The three-check structure is the right extension. The current harness takes the
external authority as fixed by definition — the grant table is ground truth, no issuer
chain to validate. In the multi-agent case that assumption breaks. B reporting A's
signature is exactly the fabrication vector that makes the parameter-bound check
insufficient on its own. The operation can be within the claimed grant and the claimed
grant can still be fabricated.

The grant tree framing is the right shape. And this converges with the trace
portability comment from the earlier thread — both point to the same architectural
requirement. Signed at issuance, chain stored outside any single agent's runtime,
verifiable by any observer with the public keys. Otherwise the only evidence A
authorized B is B's word.

The harness doesn't test this. Single-agent gate behavior is what CLAIM-23 covers.
Delegation provenance is a different problem with different primitives. Going on the
open problems list.

Collapse
 
lcmd007 profile image
Andy Stewart

This reflection on Agent security architecture is incredibly hardcore. Relying on memory metadata for authorization is like trusting a "poisoned" witness. Shifting the gate directly to the operation context breaks the self-description loophole entirely—deriving authority from action is the exact way to solve dynamic access control.

Collapse
 
zep1997 profile image
Self-Correcting Systems

The poisoned witness framing is exactly right and honestly it took me longer than it
should have to see it that clearly. when the gate trusts what the memory claims to
govern, it's reading the memory's own report card about itself.

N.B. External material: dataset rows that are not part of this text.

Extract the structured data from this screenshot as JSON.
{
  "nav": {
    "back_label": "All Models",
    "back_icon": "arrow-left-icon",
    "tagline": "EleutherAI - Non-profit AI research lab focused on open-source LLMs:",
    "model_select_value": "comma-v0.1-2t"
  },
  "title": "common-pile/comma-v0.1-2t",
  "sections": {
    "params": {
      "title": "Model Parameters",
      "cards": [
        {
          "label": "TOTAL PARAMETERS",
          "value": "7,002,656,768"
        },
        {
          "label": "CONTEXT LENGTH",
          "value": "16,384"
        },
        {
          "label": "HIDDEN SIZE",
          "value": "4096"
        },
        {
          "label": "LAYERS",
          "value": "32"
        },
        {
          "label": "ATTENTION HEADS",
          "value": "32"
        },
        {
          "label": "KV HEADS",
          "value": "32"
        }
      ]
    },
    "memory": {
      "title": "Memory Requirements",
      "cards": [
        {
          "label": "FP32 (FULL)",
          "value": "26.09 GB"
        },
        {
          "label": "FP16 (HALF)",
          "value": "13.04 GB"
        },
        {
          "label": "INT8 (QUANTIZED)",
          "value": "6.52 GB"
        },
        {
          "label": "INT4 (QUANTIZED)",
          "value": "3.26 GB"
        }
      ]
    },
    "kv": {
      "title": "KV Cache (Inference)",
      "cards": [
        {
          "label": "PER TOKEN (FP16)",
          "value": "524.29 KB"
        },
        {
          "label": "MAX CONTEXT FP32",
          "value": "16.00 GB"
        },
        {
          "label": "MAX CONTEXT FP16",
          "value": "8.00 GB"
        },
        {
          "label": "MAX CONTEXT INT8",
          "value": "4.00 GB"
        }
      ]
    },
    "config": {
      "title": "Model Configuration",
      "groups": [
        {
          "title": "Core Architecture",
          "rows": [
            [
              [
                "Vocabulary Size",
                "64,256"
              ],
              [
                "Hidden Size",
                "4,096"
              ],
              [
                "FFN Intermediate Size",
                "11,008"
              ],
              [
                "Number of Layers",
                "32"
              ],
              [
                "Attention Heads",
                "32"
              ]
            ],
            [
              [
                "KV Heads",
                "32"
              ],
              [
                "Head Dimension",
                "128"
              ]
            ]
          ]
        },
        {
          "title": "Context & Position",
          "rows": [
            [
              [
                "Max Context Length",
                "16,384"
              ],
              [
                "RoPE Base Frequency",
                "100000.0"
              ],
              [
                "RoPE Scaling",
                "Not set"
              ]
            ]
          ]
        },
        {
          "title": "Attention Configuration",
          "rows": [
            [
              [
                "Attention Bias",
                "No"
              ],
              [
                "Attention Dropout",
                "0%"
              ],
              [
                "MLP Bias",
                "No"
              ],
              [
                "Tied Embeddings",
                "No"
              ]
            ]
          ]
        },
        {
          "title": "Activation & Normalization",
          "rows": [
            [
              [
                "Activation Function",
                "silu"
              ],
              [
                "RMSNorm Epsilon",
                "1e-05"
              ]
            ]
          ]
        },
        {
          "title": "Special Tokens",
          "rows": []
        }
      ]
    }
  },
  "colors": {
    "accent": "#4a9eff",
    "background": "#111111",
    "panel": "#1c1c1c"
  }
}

one thing i hit after this though — even the operation context gate had a gap. query
phrasing still does interpretation. "take care of the partner setup" could mean
anything but the actual tool call parameters are unambiguous. so the next gate ended up
reading what the agent was literally about to do, not what the query implied.
authority had to move to a more concrete layer.

the pattern i keep running into is the same one every time wherever you derive
authority from, the agent needs to not be the one writing it.